With all of the recent talk about a cashless society, the question inevitably turns to the role of Bitcoin and other digital currencies. Some people would like to see more anonymity in Bitcoin, especially when considering how going cashless would give banks and governments a complete overview of how consumers spend their funds.
Going Cashless Means No Financial Privacy
Although some people might be in favor of going cashless – who likes those coins and paper bills anyway? – there are a lot of downsides to this concept as well. First and foremost, consumers would completely rely on banks to access their money, which could lead to financial institutions charging fees for even the most basic of tasks.
Secondly, putting banks in full control of our society’s money is the last thing anyone should want. Banks already hold a lot of control over our funds, and they are the very reason the recent financial crisis took place to begin with. If all of our funds is in their control at all times, who will stop them from limiting consumers to spend X amount of money per day? Just look at what happened in Greece, and it becomes clear capital control is not something to look forward to.
But what is perhaps the biggest issue is how financial institutions – and indirectly, the government – would see the pattern of consumer behavior. Cash payments are not registered anywhere in some ledger or database, and banks nor governments have any insights as to what type of products we buy with cash. If these entities would see every expense we make, there is no telling what they could do with that treasure trove of information.

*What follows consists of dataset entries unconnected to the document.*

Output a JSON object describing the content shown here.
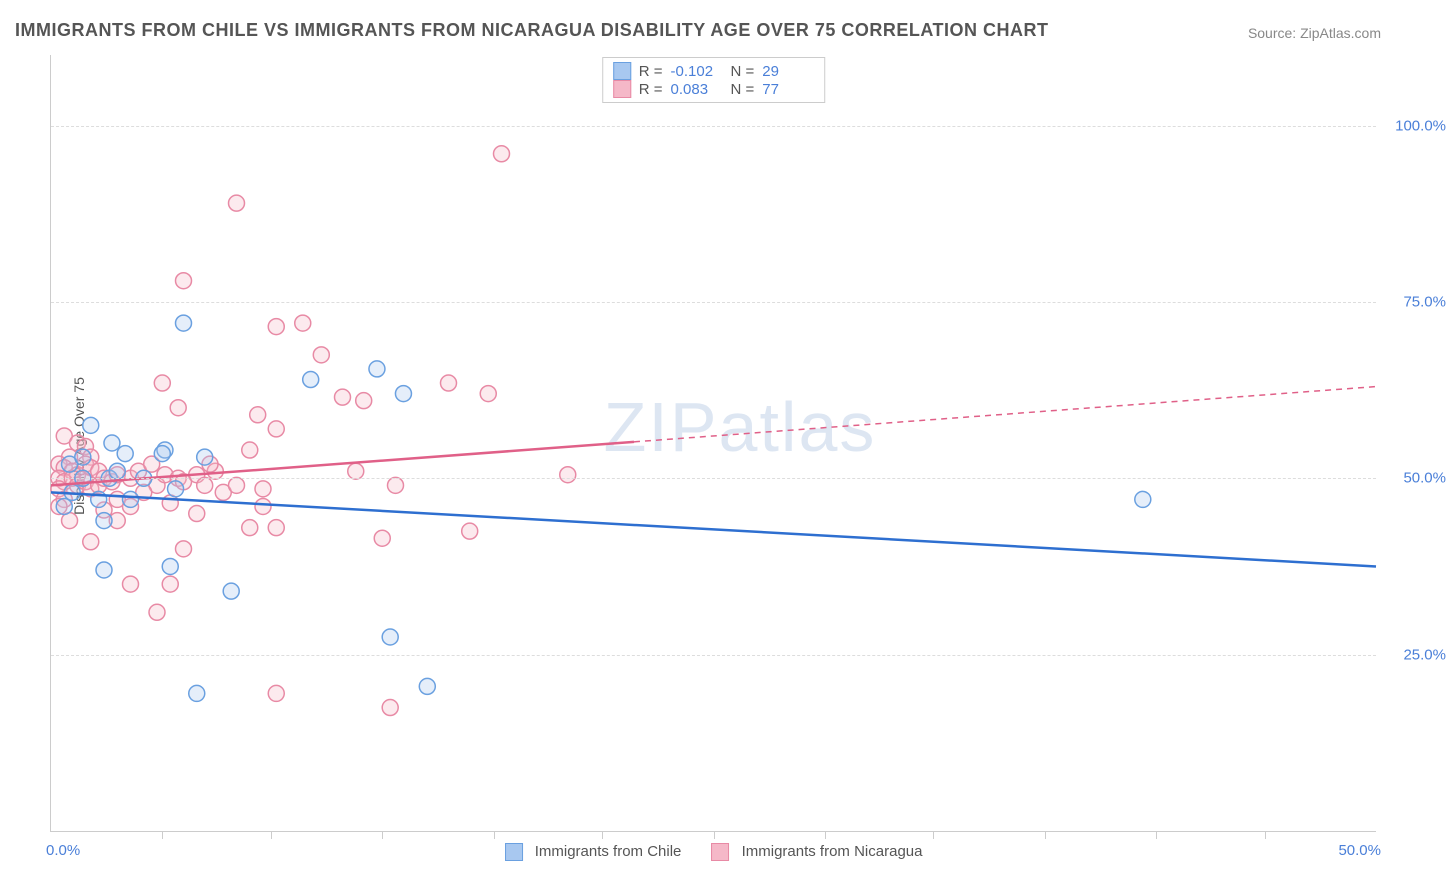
{
  "title": "IMMIGRANTS FROM CHILE VS IMMIGRANTS FROM NICARAGUA DISABILITY AGE OVER 75 CORRELATION CHART",
  "source": "Source: ZipAtlas.com",
  "watermark": "ZIPatlas",
  "ylabel": "Disability Age Over 75",
  "chart": {
    "type": "scatter",
    "xlim": [
      0,
      50
    ],
    "ylim": [
      0,
      110
    ],
    "x_tick_labels": [
      "0.0%",
      "50.0%"
    ],
    "y_tick_labels": [
      "25.0%",
      "50.0%",
      "75.0%",
      "100.0%"
    ],
    "y_tick_values": [
      25,
      50,
      75,
      100
    ],
    "x_minor_ticks": [
      4.2,
      8.3,
      12.5,
      16.7,
      20.8,
      25,
      29.2,
      33.3,
      37.5,
      41.7,
      45.8
    ],
    "gridline_color": "#dddddd",
    "axis_color": "#cccccc",
    "label_color": "#4a7fd8",
    "background_color": "#ffffff",
    "marker_radius": 8,
    "series": [
      {
        "name": "Immigrants from Chile",
        "color": {
          "fill": "#a8c8f0",
          "stroke": "#6aa0e0"
        },
        "line_color": "#2e6fd0",
        "r": -0.102,
        "n": 29,
        "trend": {
          "x1": 0,
          "y1": 48,
          "x2": 50,
          "y2": 37.5,
          "solid_until_x": 50
        },
        "points": [
          [
            5.0,
            72
          ],
          [
            1.5,
            57.5
          ],
          [
            2.3,
            55
          ],
          [
            4.3,
            54
          ],
          [
            2.8,
            53.5
          ],
          [
            4.2,
            53.5
          ],
          [
            9.8,
            64
          ],
          [
            13.3,
            62
          ],
          [
            12.3,
            65.5
          ],
          [
            1.2,
            50
          ],
          [
            2.2,
            50
          ],
          [
            3.5,
            50
          ],
          [
            4.7,
            48.5
          ],
          [
            5.8,
            53
          ],
          [
            0.8,
            48
          ],
          [
            0.5,
            46
          ],
          [
            1.8,
            47
          ],
          [
            3.0,
            47
          ],
          [
            2.0,
            44
          ],
          [
            4.5,
            37.5
          ],
          [
            2.0,
            37
          ],
          [
            6.8,
            34
          ],
          [
            0.7,
            52
          ],
          [
            1.2,
            53
          ],
          [
            12.8,
            27.5
          ],
          [
            5.5,
            19.5
          ],
          [
            14.2,
            20.5
          ],
          [
            41.2,
            47
          ],
          [
            2.5,
            51
          ]
        ]
      },
      {
        "name": "Immigrants from Nicaragua",
        "color": {
          "fill": "#f5b8c8",
          "stroke": "#e88aa5"
        },
        "line_color": "#e06088",
        "r": 0.083,
        "n": 77,
        "trend": {
          "x1": 0,
          "y1": 49,
          "x2": 50,
          "y2": 63,
          "solid_until_x": 22
        },
        "points": [
          [
            7.0,
            89
          ],
          [
            17.0,
            96
          ],
          [
            5.0,
            78
          ],
          [
            8.5,
            71.5
          ],
          [
            9.5,
            72
          ],
          [
            10.2,
            67.5
          ],
          [
            4.2,
            63.5
          ],
          [
            11.8,
            61
          ],
          [
            11.0,
            61.5
          ],
          [
            15.0,
            63.5
          ],
          [
            16.5,
            62
          ],
          [
            4.8,
            60
          ],
          [
            7.8,
            59
          ],
          [
            8.5,
            57
          ],
          [
            0.5,
            56
          ],
          [
            0.7,
            53
          ],
          [
            1.0,
            55
          ],
          [
            1.3,
            54.5
          ],
          [
            1.5,
            53
          ],
          [
            0.3,
            52
          ],
          [
            0.5,
            51.5
          ],
          [
            0.8,
            51
          ],
          [
            1.0,
            50.5
          ],
          [
            1.3,
            52
          ],
          [
            1.5,
            51.5
          ],
          [
            1.8,
            51
          ],
          [
            0.3,
            50
          ],
          [
            0.5,
            49.5
          ],
          [
            0.8,
            50
          ],
          [
            1.0,
            49
          ],
          [
            1.3,
            49.5
          ],
          [
            1.5,
            48.5
          ],
          [
            1.8,
            49
          ],
          [
            2.0,
            50
          ],
          [
            2.3,
            49.5
          ],
          [
            2.5,
            50.5
          ],
          [
            3.0,
            50
          ],
          [
            3.3,
            51
          ],
          [
            3.8,
            52
          ],
          [
            4.0,
            49
          ],
          [
            4.3,
            50.5
          ],
          [
            4.8,
            50
          ],
          [
            5.0,
            49.5
          ],
          [
            5.5,
            50.5
          ],
          [
            5.8,
            49
          ],
          [
            6.2,
            51
          ],
          [
            6.5,
            48
          ],
          [
            7.0,
            49
          ],
          [
            7.5,
            54
          ],
          [
            8.0,
            48.5
          ],
          [
            11.5,
            51
          ],
          [
            13.0,
            49
          ],
          [
            3.0,
            46
          ],
          [
            4.5,
            46.5
          ],
          [
            5.5,
            45
          ],
          [
            8.0,
            46
          ],
          [
            0.7,
            44
          ],
          [
            2.5,
            44
          ],
          [
            1.5,
            41
          ],
          [
            5.0,
            40
          ],
          [
            7.5,
            43
          ],
          [
            8.5,
            43
          ],
          [
            12.5,
            41.5
          ],
          [
            15.8,
            42.5
          ],
          [
            19.5,
            50.5
          ],
          [
            3.0,
            35
          ],
          [
            4.5,
            35
          ],
          [
            0.3,
            48.5
          ],
          [
            4.0,
            31
          ],
          [
            8.5,
            19.5
          ],
          [
            12.8,
            17.5
          ],
          [
            0.5,
            47
          ],
          [
            0.3,
            46
          ],
          [
            2.0,
            45.5
          ],
          [
            2.5,
            47
          ],
          [
            3.5,
            48
          ],
          [
            6.0,
            52
          ]
        ]
      }
    ]
  },
  "legend_top": {
    "rows": [
      {
        "swatch_fill": "#a8c8f0",
        "swatch_stroke": "#6aa0e0",
        "r_label": "R =",
        "r_val": "-0.102",
        "n_label": "N =",
        "n_val": "29"
      },
      {
        "swatch_fill": "#f5b8c8",
        "swatch_stroke": "#e88aa5",
        "r_label": "R =",
        "r_val": " 0.083",
        "n_label": "N =",
        "n_val": "77"
      }
    ]
  },
  "legend_bottom": [
    {
      "swatch_fill": "#a8c8f0",
      "swatch_stroke": "#6aa0e0",
      "label": "Immigrants from Chile"
    },
    {
      "swatch_fill": "#f5b8c8",
      "swatch_stroke": "#e88aa5",
      "label": "Immigrants from Nicaragua"
    }
  ]
}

Unfortunately, there are very few options for additional privacy or anonymity for the average consumer. Most of us do not have access to offshore accounts, and we cannot open bank accounts or credit cards on a company name that may or may not exist. Bitcoin seems to offer a valuable alternative, to a cashless society, but it lacks privacy and anonymity traits.
This brings us back to the question of whether or not Bitcoin developers need to come up with more privacy-centric solutions. Transparency of all transactions on the network in real-time is a positive aspect of Bitcoin, but it also scares away potential users of the digital currency. Even though one can’t just point at a wallet address and link an identity to it, that is exactly how Bitcoin works in the mind of everyday consumers.
If we are to evolve into a cashless society, privacy-centric features in Bitcoin are a necessity. Not just for the people who have been using this digital currency for quite some time now, but especially for those who haven’t yet. Bitcoin has no centralized authority – such as a bank or government – to harvest data, but that does not mean users should not have the right to make certain information private.